Kehadiran Bilibili di kancah global pertama kali dilaporkan oleh Semafor. Bilibili secara teknis sudah bisa diakses di luar China, tapi kali ini mereka ingin mendorong audiens dari negara Barat untuk mengunggah dan menonton video di platform tersebut.
Aplikasi resmi Bilibili versi internasional bisa dikenali lewat logo berwarna merah muda dengan ikon bola dunia di sudut kiri atas. Menurut pantauan detikINET, aplikasi ini belum muncul jika dicari lewat Google Play Store di Indonesia, tapi sudah dapat diunduh lewat link berikut ini.
SCROLL TO CONTINUE WITH CONTENT
Salah satu perubahan besar yang dibawa aplikasi baru Bilibili adalah dihilangkannya proses verifikasi identitas. Bilibili sebelumnya mewajibkan pengguna untuk mendaftar akun baru dengan memberikan paspor atau dokumen identitas lainnya, bahkan jika mereka mengunggah dari luar negeri ke website di China.
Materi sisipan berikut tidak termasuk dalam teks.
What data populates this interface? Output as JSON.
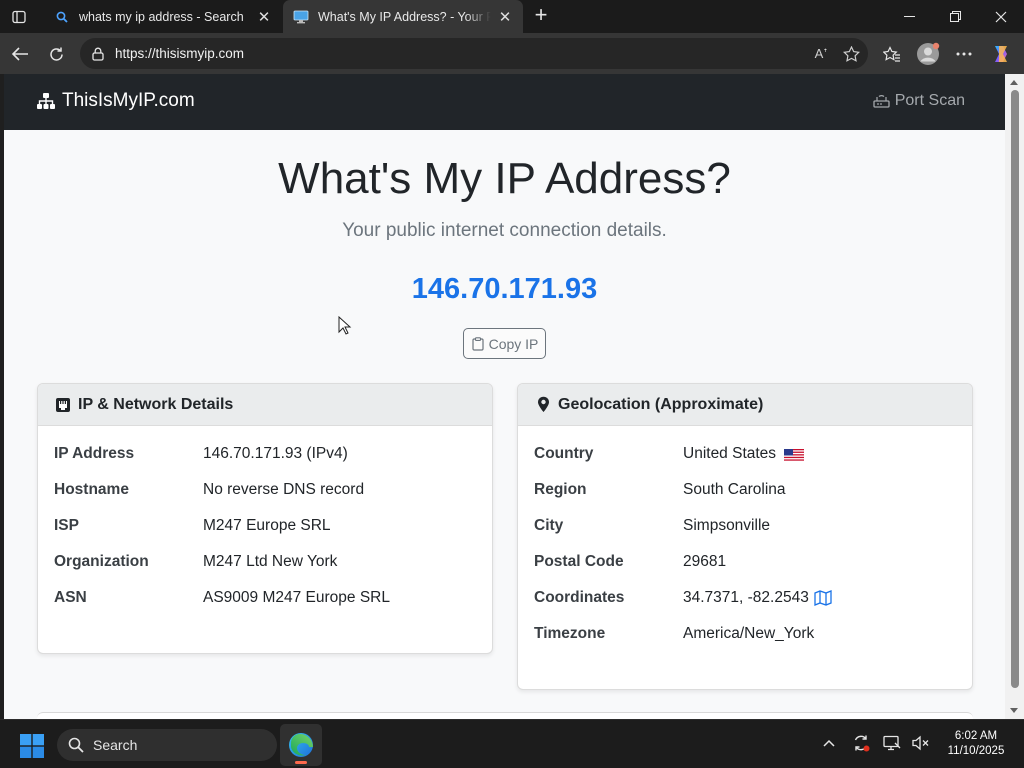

Proses itu kini tidak diwajibkan, dan ke depannya Bilibili akan menggabungkan konten global dan konten China di aplikasinya. Aplikasi Bilibili versi internasional juga akan tersedia di iOS.
Menurut laporan Semafor, Bilibili saat ini sedang mengembangkan website berbahasa Inggris untuk memudahkan kreator mengunggah video. Dalam dokumen presentasi yang dibagikan kepada kreator, Bilibili mempromosikan platform-nya sebagai gerbang langsung menuju audiens Gen Z yang muda dan berpendidikan.
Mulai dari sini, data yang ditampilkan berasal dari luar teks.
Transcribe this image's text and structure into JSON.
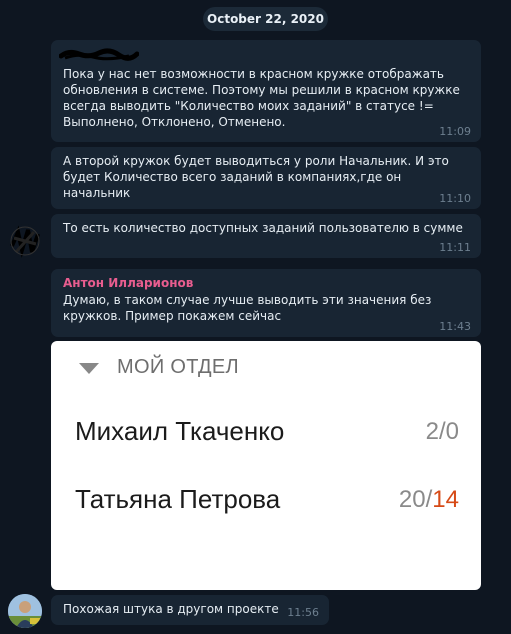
{
  "date_pill": "October 22, 2020",
  "messages": [
    {
      "text": "Пока у нас нет возможности в красном кружке отображать обновления в системе. Поэтому мы решили в красном кружке всегда выводить \"Количество моих заданий\" в статусе != Выполнено, Отклонено, Отменено.",
      "time": "11:09"
    },
    {
      "text": "А второй кружок будет выводиться у роли Начальник. И это будет Количество всего заданий в компаниях,где он начальник",
      "time": "11:10"
    },
    {
      "text": "То есть количество доступных заданий пользователю в сумме",
      "time": "11:11"
    },
    {
      "sender": "Антон Илларионов",
      "text": "Думаю, в таком случае лучше выводить эти значения без кружков. Пример покажем сейчас",
      "time": "11:43"
    },
    {
      "text": "Похожая штука в другом проекте",
      "time": "11:56"
    }
  ],
  "card": {
    "title": "МОЙ ОТДЕЛ",
    "rows": [
      {
        "name": "Михаил Ткаченко",
        "count_a": "2/0",
        "count_b": ""
      },
      {
        "name": "Татьяна Петрова",
        "count_a": "20/",
        "count_b": "14"
      }
    ]
  },
  "colors": {
    "background": "#0e1621",
    "bubble": "#182533",
    "sender_name": "#e85d8f",
    "count_highlight": "#d64a16"
  }
}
Materi itu juga mengungkap kehadiran pasar kreator internasional yang sedang dikembangkan Bilibili untuk membantu kreator mendapatkan endorsement. Kreator Barat ternama, termasuk MrBeast, sudah membagikan kontennya di Bilibili.
Bilibili juga membuka lowongan kerja di Los Angeles, London, Meksiko, Sao Paulo, Istanbul, dan Tokyo. Selain itu, Bilibili juga mendirikan sistem moderasi konten di Singapura, seperti dikutip dari Engadget, Sabtu (22/8/2026).
Jika Bilibili berhasil mengajak kreator yang sudah ada untuk bergabung ke platform-nya, hal itu dapat memberikan tekanan lebih besar kepada YouTube. Platform berbagi video milik Google itu masih populer, tapi menghadapi persaingan yang lebih ketat dari Netflix yang fokus pada podcast video dan konten yang berfokus pada kreator.